Stealth is a genre that is getting increasingly difficult to adapt correctly by the developers. As the visuals are improving, so is the immersion factor and with advances being made in the field of AI, it is challenging to design a game in an open environment. Hitman 2 isn’t exactly an open world game, but it does offer plenty of expanded and vast sections and they are open for the players to experiment around, as they try sneaking closer to their target.
While I enjoyed the original Hitman, the episodic nature of the release model was my biggest hurdle in appreciating it as a linear Stealth game. I am usually one and done type of person when it comes to games, so the periodic release never worked for it. It works for story-based games, but Hitman was never presented as such, so it never felt like a clever idea. In the case of Hitman 2, the first improvement that is easy to see is that there is no episodic model this time, so you get the full game as intended right from the beginning. Presentation, however, follows the scattered level layout which was available in the first game, but you can now pick out and play through the story in full.
For most people, Hitman 2 might not offer much of an upgrade over its predecessor, and it is true. IO Interactive has employed the rational approach when it comes to the sequel, and considering the circumstances that they had to face, I can understand why they took this decision. It always felt like Hitman had all the elements of a great Stealth game, but it lacked some polish and expertly crafted levels to complement it. This is the approach taken for the sequel, and it works pretty well for it as a result.
Before heading further into discussing the game, I should mention that Hitman 2 was always designed from the ground up to act as games as a service release. This was the case with the first game, and it has continued on with the sequel. The contracts are there for you to take, elusive targets are already being marketed with Sean Bean making the cut for being the first one to get assassinated by people all over the world. It keeps the user engaged in the game, and the gameplay of Hitman is actually well suited for this nature of continuous support.
For the multiplayer part, a new mode is present this time appropriately labeled as the Ghost mode. In this mode, you can play together with a partner online and have to work separately to take down various Assassination targets. You have to stay hidden and avoid getting caught since it doesn’t register the kill, and the person who ends up making the kill count is the winner of the round. It is a fun mode to waste some time around, but I do feel it can get a bit monotonous because it uses the same maps as the main game. The name Ghost made is there for a reason because here the other player gets labeled as the Ghost while you control Agent 47. The situation is the exact opposite on the other side. You can’t interact with each other but have to take down targets within the allocated time.

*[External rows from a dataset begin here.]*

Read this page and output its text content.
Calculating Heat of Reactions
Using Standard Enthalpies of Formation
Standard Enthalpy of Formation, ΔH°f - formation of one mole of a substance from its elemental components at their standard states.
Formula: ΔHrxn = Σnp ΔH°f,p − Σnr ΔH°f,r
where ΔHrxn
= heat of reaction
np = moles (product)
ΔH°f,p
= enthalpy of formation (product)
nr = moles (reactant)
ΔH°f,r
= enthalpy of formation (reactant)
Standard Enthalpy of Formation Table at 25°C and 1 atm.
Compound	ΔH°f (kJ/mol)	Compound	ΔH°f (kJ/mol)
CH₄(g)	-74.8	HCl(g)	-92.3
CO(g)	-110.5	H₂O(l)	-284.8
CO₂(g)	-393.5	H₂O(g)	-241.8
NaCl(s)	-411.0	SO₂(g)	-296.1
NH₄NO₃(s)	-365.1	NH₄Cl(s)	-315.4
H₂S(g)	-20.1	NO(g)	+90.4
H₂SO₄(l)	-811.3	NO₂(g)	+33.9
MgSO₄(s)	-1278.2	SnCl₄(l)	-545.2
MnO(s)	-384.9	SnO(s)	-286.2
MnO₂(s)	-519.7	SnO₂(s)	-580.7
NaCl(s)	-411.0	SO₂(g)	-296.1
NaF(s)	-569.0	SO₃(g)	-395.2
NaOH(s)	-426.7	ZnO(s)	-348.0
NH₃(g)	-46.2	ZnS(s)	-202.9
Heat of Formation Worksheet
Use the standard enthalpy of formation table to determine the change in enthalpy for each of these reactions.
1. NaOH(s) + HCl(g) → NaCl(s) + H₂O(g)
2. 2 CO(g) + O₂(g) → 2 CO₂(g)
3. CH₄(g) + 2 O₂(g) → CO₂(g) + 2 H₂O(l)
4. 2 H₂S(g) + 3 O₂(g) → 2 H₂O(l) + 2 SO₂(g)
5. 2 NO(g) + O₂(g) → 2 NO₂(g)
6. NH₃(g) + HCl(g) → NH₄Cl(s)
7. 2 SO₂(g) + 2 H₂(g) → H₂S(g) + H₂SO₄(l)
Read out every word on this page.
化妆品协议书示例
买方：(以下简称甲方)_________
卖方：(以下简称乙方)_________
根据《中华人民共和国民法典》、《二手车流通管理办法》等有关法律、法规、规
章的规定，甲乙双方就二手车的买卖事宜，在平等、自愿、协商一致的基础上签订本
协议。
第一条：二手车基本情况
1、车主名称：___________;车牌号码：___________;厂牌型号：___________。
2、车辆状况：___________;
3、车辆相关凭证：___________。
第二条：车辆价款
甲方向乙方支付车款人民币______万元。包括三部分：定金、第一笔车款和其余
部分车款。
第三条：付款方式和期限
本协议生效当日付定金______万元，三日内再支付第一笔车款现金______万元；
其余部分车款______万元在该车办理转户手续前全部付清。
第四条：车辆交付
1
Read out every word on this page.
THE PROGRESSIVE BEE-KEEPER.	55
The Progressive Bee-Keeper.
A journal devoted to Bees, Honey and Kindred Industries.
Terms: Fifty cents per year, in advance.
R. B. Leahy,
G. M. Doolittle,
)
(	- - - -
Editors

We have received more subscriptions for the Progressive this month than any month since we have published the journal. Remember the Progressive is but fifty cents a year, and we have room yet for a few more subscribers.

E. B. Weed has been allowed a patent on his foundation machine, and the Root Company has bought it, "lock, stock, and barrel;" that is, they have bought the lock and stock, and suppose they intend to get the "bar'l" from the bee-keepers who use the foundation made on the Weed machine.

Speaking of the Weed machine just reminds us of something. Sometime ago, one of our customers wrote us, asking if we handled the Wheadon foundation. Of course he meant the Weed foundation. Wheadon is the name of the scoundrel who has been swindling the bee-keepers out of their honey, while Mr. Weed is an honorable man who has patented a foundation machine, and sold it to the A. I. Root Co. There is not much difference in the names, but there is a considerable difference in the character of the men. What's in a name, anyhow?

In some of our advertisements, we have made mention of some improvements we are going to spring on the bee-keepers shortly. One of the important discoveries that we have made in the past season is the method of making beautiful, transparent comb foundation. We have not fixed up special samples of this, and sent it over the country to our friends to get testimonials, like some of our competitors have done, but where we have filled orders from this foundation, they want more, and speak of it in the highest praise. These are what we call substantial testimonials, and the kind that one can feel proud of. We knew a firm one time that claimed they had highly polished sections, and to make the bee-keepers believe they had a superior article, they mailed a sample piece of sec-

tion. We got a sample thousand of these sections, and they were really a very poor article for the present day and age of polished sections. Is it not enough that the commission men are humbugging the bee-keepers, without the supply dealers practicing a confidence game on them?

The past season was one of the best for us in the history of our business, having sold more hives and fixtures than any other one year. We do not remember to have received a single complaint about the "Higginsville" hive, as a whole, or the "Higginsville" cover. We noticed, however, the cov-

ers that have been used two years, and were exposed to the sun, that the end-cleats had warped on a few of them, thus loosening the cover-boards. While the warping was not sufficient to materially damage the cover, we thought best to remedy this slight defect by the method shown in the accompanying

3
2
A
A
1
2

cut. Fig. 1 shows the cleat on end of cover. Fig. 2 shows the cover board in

The story in Hitman 2 continues with the events from the first game. You are controlling Agent 47 who is on a mission to hunt down the “Shadow Client” militia. There are six locations available for you to explore which begins with the prologue set in New Zealand and leads to a globetrotting adventure across Asia, Europe, and America. Each site is not solely for the main story objective but offers plenty of other challenges, and completing them can reward bonus experience points. Once you finish a story level, the game offers a set of experience points and shows how many of the challenges were successfully completed. This ties with the online rank that levels up and can lead to new items, disguises, and rewards additional tasks.
Each location offers its own unique personality and charm. There are tons of NPC that walk around, secrets hidden around corners, and the map is complex enough that it will take you some time to manage everything. This places an extra layer of replay value that encourages you to return to a scene again and experience it in creative thrilling ways. Of course, Hitman is not the same without the ability to impersonate diverse roles and equip all types of crazy to weird outfits, and with such expanded space available for you to explore; there are always multiple possibilities in how you try to approach each Assassination target.
Some of the new gameplay additions this time are the return of the suitcase. As a Stealth game, you should avoid getting seen carrying around weapons in public so, with that in mind; the suitcase helps you hide them and safely transport to a place where you can make short work of your target. Even though Hitman offers a limitless number of possibilities, the suitcase is determinant in some of the difficult Assassination targets. It also lets you use the Sniper Rifle to target them from a distance in this way reducing the risk of getting caught in public, or having to devise a way to approach your victim while avoiding the security.
Lastly, there is the Sniper Assassination mode which works in co-op while also offering single-player. It feels limited currently because of the lack of maps. There is only one map to test out where you primarily use a sniper rifle to take out targets with the clock ticking down every second. Agent 47 joins together with some secondary characters if you attempt it in co-op.
Hitman 2 Review (Xbox One)
Game Reviewed on: Xbox One
Game description: Hitman 2 is a stealth video game developed by IO Interactive and published by Warner Bros. Interactive Entertainment for Microsoft Windows, PlayStation 4, and Xbox One. It is the seventh entry in the Hitman video game series and is the sequel to the 2016 game Hitman. The game was released on 13 November 2018.
Final Score - 8.5/10
Hitman 2 is engrossing from the beginning to the end. It is a masterwork in stealth, and visually sublime with a gorgeous implementation of HDR. IO Interactive has iterated on what made the original Hitman fun, and the result is that the sequel hits new highs leading to one of the finest Stealth games released this generation.